$include_dir="/home/hyper-archives/boost-users/include"; include("$include_dir/msg-header.inc") ?>
Subject: Re: [Boost-users] [asio] Problem with async_read/async_read_some not reacting to incoming data
From: Bill Somerville (bill_at_[hidden])
Date: 2009-03-19 11:52:58
Stig Sandø wrote:
> Hei,
>
> We're rewriting a client with boost asio but have run into some 
> problems when stresstesting the client.  The client is fetching 
> textual and graphics from a server with one connection that is open at 
> all time.  When the client is getting large amounts of graphics data 
> it will after awhile suddenly stop receiving data, and eventually it 
> will hit our timeouts and the last call sent is an 
> async_read/async_read_some.  We are keeping the server well-fed with 
> requests so there should be graphics forthcoming without pause.  The 
> problem has been seen on win32, linux and darwin when testing on a 
> gigabit net fetching raw 1080i graphics (4M for each field), and is 
> most frequent on darwin.  This is naturally an absolute show-stopper 
> for us.
>
> So we are a bit loss what is going wrong and why 
> async_read/async_read_some stops reacting in the middle of the 
> fetch-queue, despite wireshark showing that the data is incoming.  

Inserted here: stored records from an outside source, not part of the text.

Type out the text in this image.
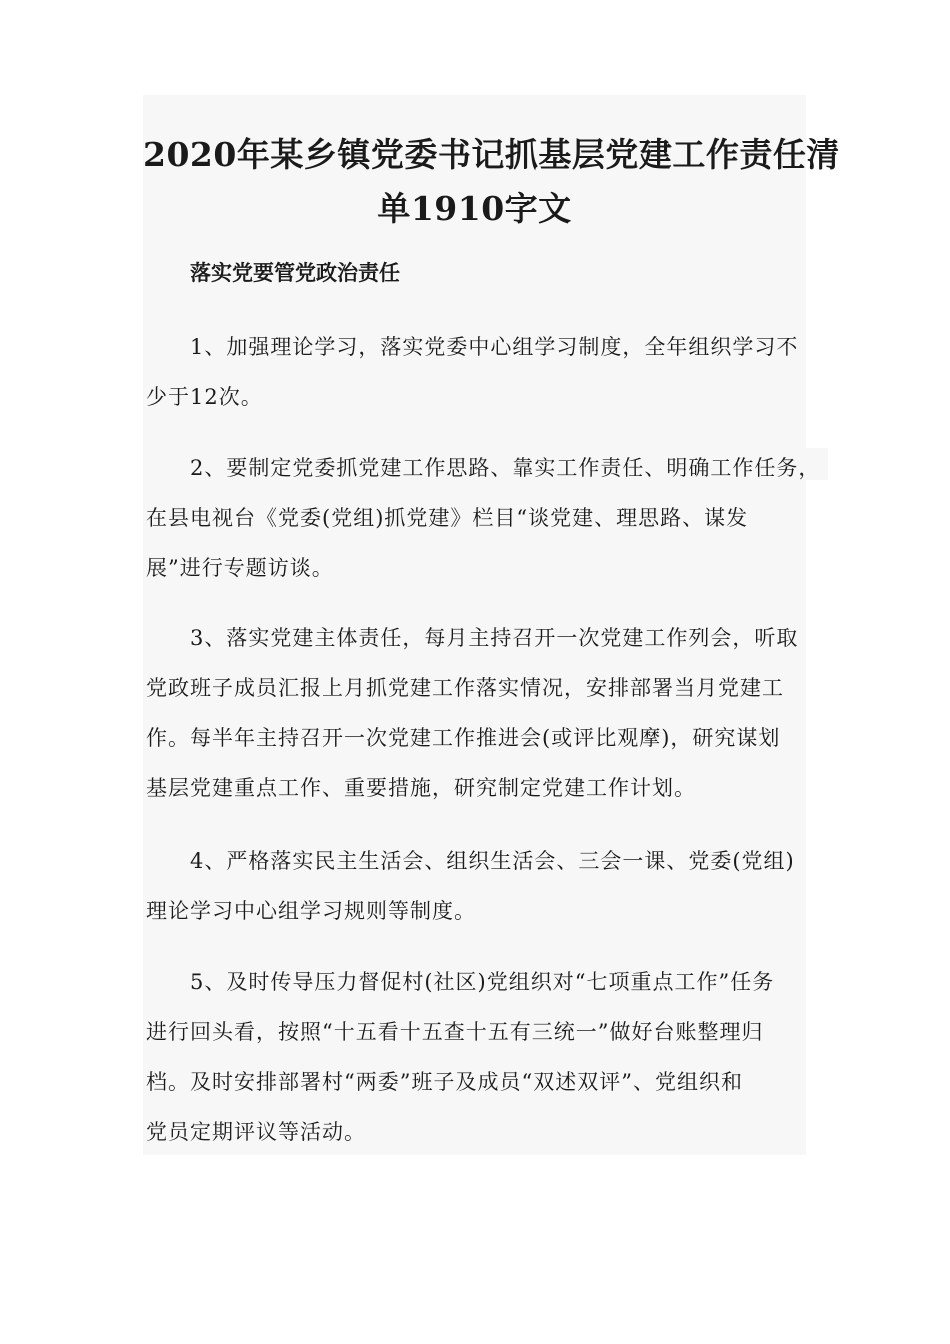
2020年某乡镇党委书记抓基层党建工作责任清
单1910字文
落实党要管党政治责任

1、加强理论学习，落实党委中心组学习制度，全年组织学习不
少于12次。

2、要制定党委抓党建工作思路、靠实工作责任、明确工作任务，
在县电视台《党委(党组)抓党建》栏目“谈党建、理思路、谋发
展”进行专题访谈。

3、落实党建主体责任，每月主持召开一次党建工作列会，听取
党政班子成员汇报上月抓党建工作落实情况，安排部署当月党建工
作。每半年主持召开一次党建工作推进会(或评比观摩)，研究谋划
基层党建重点工作、重要措施，研究制定党建工作计划。

4、严格落实民主生活会、组织生活会、三会一课、党委(党组)
理论学习中心组学习规则等制度。

5、及时传导压力督促村(社区)党组织对“七项重点工作”任务
进行回头看，按照“十五看十五查十五有三统一”做好台账整理归
档。及时安排部署村“两委”班子及成员“双述双评”、党组织和
党员定期评议等活动。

> When using compression on the data the problem is harder to reproduce, 
> which might suggest a race-condition somewhere.  But our code is just 
> using a single thread for io_service and all async-communication is 
> triggered from this io-thread which has a work-object to keep the 
> io_service spinning.  We're also making sure there is at most one 
> async_read and one async_write in effect at a time, roughly similar to 
> the chat_client sample.
I would be suspicious of the 'incoming_request' queue, where is that 
data being popped from the queue, if it is not from the context of the 
io_service thread then it is not thread safe.
>
> Has anyone seen something similar or have any input on how best to 
> figure out what goes wrong?  Are there invariants that says you cannot 
> read and write at the same time?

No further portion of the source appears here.